When Mr. Jackson and I arrived for additional meetings that next morning, I was still contemplating all that had transpired the night before. He went into the dining hall for breakfast, while I sat down near the water feature in deep thought. After a few minutes, a very tall man walked up to me, extended his hand, and said, "Brother Charles, I want to meet you." This greeting startled me, for it was the very first time that anyone had used the endearing term "Brother" in front of my name. Those of us with a Southern heritage realize this title is one that shows respect to those who serve in some capacity of ministry. Helping me to my feet, he then said, "The reason I wanted to meet you, is that I'm from (and he named a town that I cannot remember, but I do know that he mentioned a place in south Mississippi) and heard that you are preaching when you have the opportunity and sharing your testimony of what God has done in your life. I think that's wonderful, Brother Charles, God bless you."

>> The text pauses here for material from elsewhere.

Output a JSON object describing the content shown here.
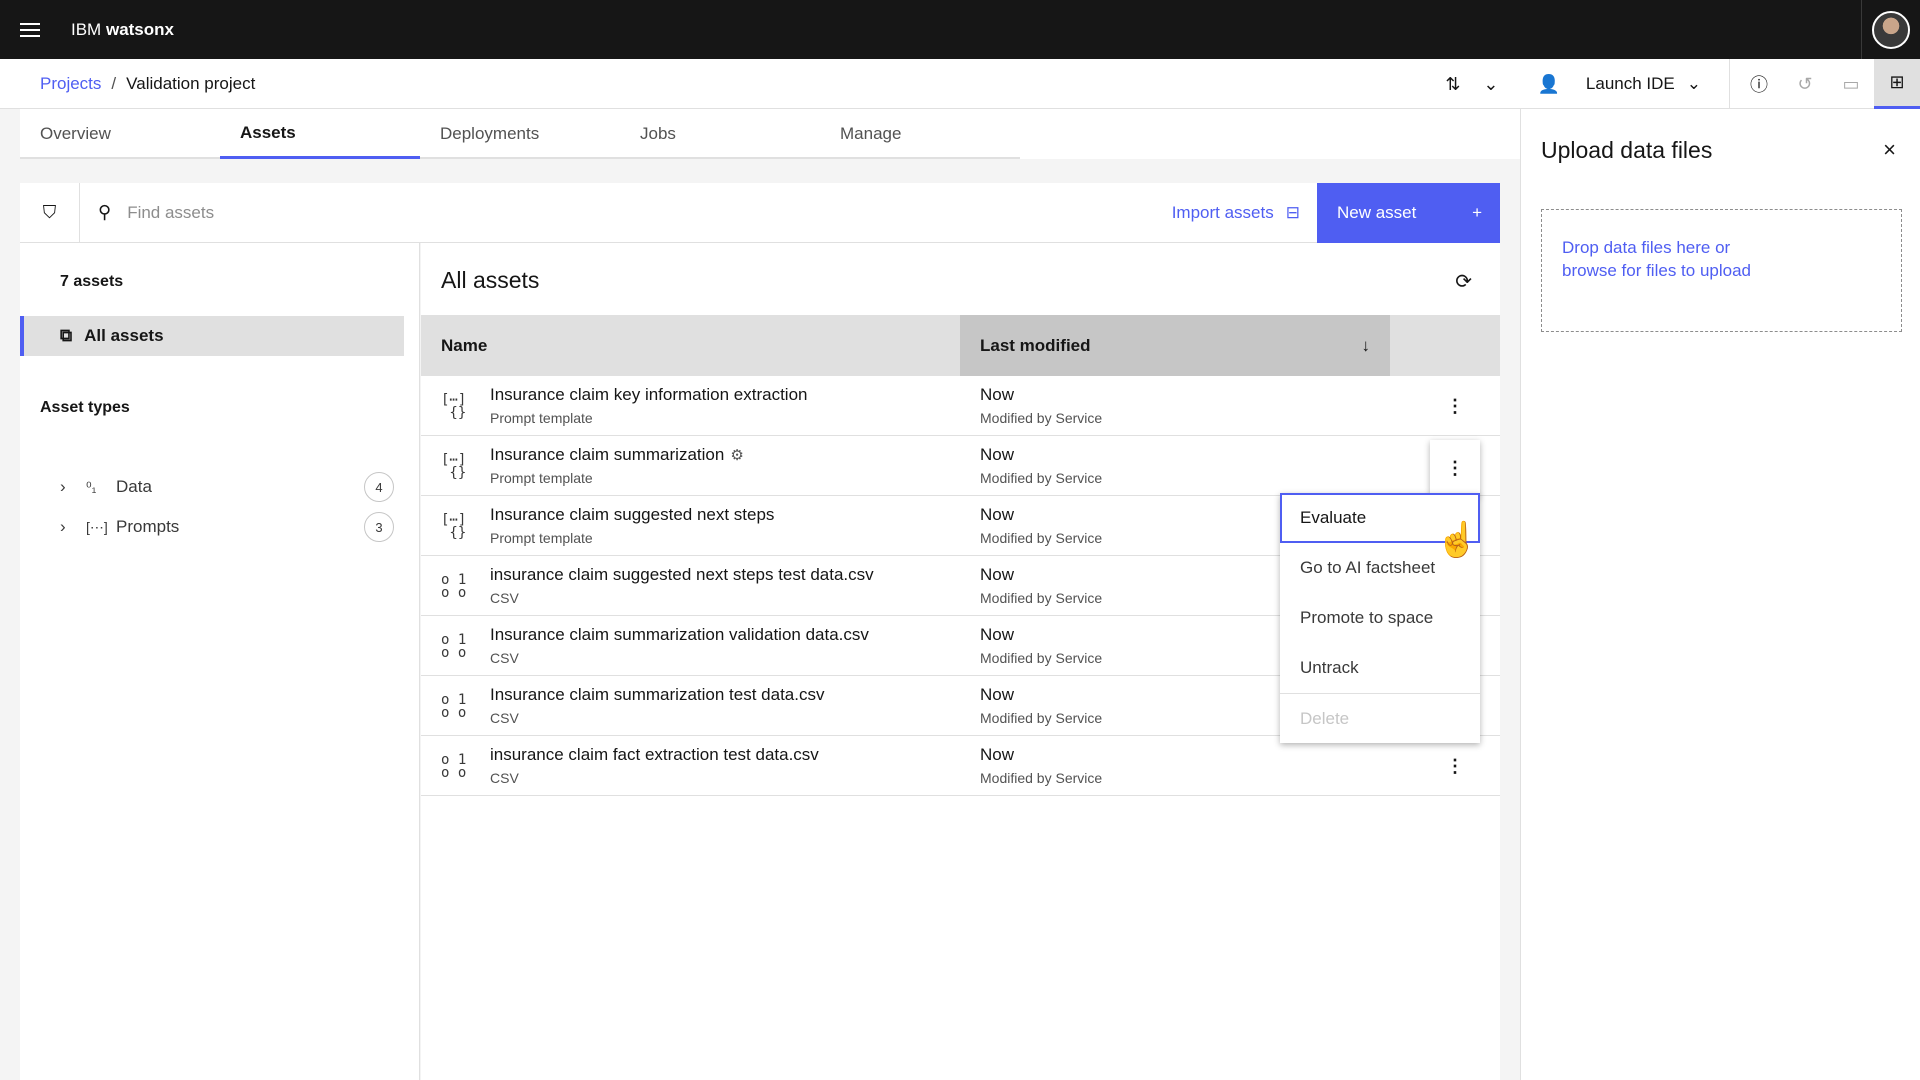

I stood there speechless as he walked away, and sensed myself shrinking from nearly six feet tall to about two inches. Mr. Jackson returned in just a few minutes and I told him about this encounter. I described the man's facial features, his unusual height, and where he said he was from, and Mr. Jackson said that he didn't know anyone like that, and that he knew everyone associated with the Co-op. "I watched him walk into our meeting room," I said. "I'll show him to you." But when we walked into the room, which was about half full at the time, he was no where to be found.

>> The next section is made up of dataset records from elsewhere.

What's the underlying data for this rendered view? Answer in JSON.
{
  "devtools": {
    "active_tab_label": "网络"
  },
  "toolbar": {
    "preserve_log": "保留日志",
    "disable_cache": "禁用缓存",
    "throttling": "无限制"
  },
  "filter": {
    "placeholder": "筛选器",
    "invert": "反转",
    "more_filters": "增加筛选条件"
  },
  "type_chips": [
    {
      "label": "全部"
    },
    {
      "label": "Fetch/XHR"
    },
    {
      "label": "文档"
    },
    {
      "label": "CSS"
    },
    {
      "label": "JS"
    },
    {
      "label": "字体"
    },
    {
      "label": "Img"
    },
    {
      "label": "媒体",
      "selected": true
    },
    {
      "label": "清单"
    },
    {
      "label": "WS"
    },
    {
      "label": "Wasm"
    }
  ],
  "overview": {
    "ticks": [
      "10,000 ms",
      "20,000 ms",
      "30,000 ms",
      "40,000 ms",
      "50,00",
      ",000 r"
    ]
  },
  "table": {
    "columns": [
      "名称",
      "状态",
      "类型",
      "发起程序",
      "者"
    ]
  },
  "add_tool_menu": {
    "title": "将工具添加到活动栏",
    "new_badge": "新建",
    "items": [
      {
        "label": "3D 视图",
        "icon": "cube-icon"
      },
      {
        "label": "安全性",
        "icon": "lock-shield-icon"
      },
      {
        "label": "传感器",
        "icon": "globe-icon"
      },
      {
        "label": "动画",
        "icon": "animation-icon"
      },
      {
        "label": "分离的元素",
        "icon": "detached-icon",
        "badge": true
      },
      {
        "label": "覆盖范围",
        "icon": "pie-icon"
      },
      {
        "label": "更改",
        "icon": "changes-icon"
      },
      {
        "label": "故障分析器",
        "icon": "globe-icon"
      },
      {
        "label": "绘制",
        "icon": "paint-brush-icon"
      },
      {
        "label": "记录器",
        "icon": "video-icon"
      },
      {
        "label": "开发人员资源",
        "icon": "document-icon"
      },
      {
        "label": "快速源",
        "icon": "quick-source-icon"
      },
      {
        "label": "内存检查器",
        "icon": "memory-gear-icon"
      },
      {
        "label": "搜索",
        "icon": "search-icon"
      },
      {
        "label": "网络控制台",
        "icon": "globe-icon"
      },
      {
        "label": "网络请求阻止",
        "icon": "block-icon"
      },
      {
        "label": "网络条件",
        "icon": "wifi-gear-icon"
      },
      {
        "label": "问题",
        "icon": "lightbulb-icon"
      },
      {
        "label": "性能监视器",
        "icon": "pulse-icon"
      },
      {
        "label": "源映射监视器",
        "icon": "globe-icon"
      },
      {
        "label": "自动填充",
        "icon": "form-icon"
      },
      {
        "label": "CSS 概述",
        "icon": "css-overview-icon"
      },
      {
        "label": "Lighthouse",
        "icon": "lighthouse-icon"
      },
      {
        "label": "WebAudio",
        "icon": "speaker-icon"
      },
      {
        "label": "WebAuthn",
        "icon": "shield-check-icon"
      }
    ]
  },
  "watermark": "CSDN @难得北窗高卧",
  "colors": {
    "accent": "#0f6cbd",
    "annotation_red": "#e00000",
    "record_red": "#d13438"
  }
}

"I don't see him, Mr. Jackson."

"Well, I don't either, and he couldn't go out that exit door without setting the alarm off. I'm not sure who you met, Charles, because I've never met a man like you just described to me."

During all of the subsequent meetings, my mind was on two things: my foolish actions the night before, and this stranger that had spoken to me that morning. Riding with Mr. Jackson back home, he talked the entire time, yet my mind was still occupied with my stupidity and sinfulness. As he talked, I prayed. I finally remember praying something like this: "God, I have often prayed that I might be delivered from the evils of alcohol. I have asked you to do this in the past because I know that it is not good for me. But now, Lord, I realize that it's not about me, it's about You. Oh, Jesus, alcohol is not good for You. It robs You of Your glory. It destroys Your testimony. It's about You. Please Lord, deliver me from this deceptive evil not because of the harm that it can cause me, but because of the harm it causes You!" Tears streamed down my face as I looked out Mr. Jackson's truck window that day. He had no idea that I was involved in a moment of intense spiritual warfare. Nor was he aware of the great victory that God gave me that day in his pick-up truck. For that prayer, coupled with God's amazing grace, broke the chains of alcohol over my life once and for all. I had consumed my last drink.

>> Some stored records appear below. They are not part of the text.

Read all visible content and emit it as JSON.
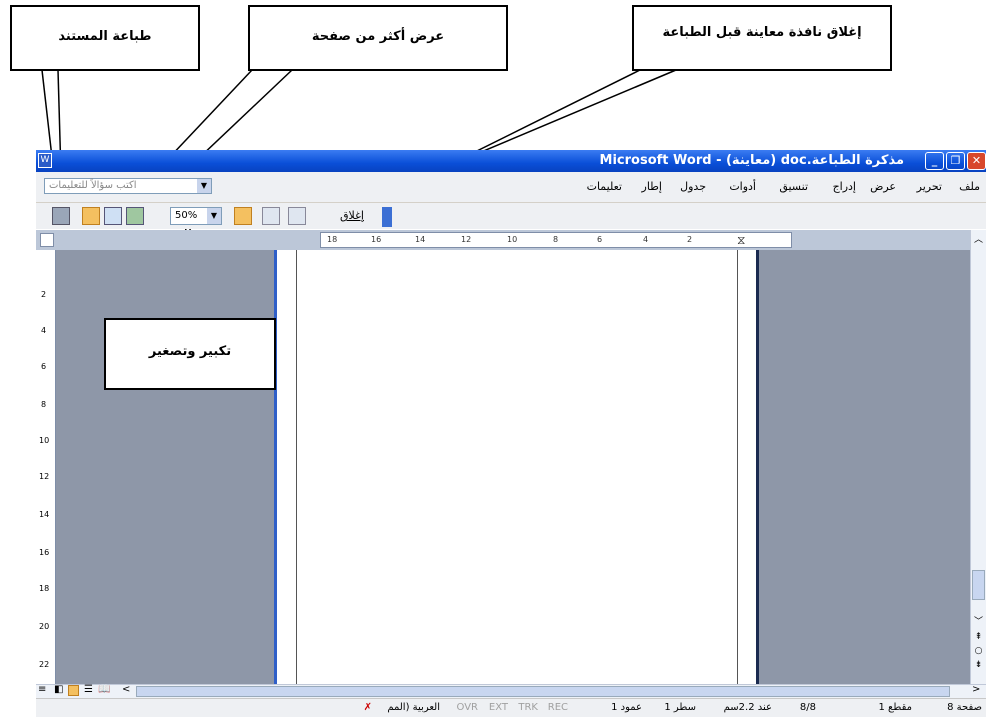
{
  "callouts": {
    "print": "طباعة المستند",
    "multi_page": "عرض أكثر من صفحة",
    "close_preview": "إغلاق نافذة معاينة قبل الطباعة",
    "zoom": "تكبير وتصغير"
  },
  "window": {
    "title": "مذكرة الطباعة.doc (معاينة) - Microsoft Word"
  },
  "menu": {
    "items": [
      "ملف",
      "تحرير",
      "عرض",
      "إدراج",
      "تنسيق",
      "أدوات",
      "جدول",
      "إطار",
      "تعليمات"
    ],
    "help_placeholder": "اكتب سؤالاً للتعليمات"
  },
  "toolbar": {
    "zoom_value": "50%",
    "close_label": "إغلاق"
  },
  "ruler": {
    "h_ticks": [
      "18",
      "16",
      "14",
      "12",
      "10",
      "8",
      "6",
      "4",
      "2"
    ],
    "v_ticks": [
      "2",
      "4",
      "6",
      "8",
      "10",
      "12",
      "14",
      "16",
      "18",
      "20",
      "22"
    ]
  },
  "statusbar": {
    "page": "صفحة 8",
    "section": "مقطع 1",
    "page_of": "8/8",
    "at": "عند 2.2سم",
    "line": "سطر 1",
    "column": "عمود 1",
    "rec": "REC",
    "trk": "TRK",
    "ext": "EXT",
    "ovr": "OVR",
    "language": "العربية (المم"
  },
  "colors": {
    "titlebar": "#0a4fd8",
    "gray_area": "#8e97a8",
    "menu_bg": "#eef0f3"
  }
}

Years later as my mind remembered this experience, I began to consider Hebrews 13:2, where the Bible says, "Do not forget to entertain strangers, for by so doing some have unwittingly entertained angels." I have often wondered: Did God send an angel to intercept me that day before I reached a point of no return? I really do not know the answer to that question. But I do know the reality of the experience. The Lord so touched my heart through the words of this man, or angel (if that's the case), that it forever changed my life. As the hymn writer said, "To God be the glory; great things He hath done!"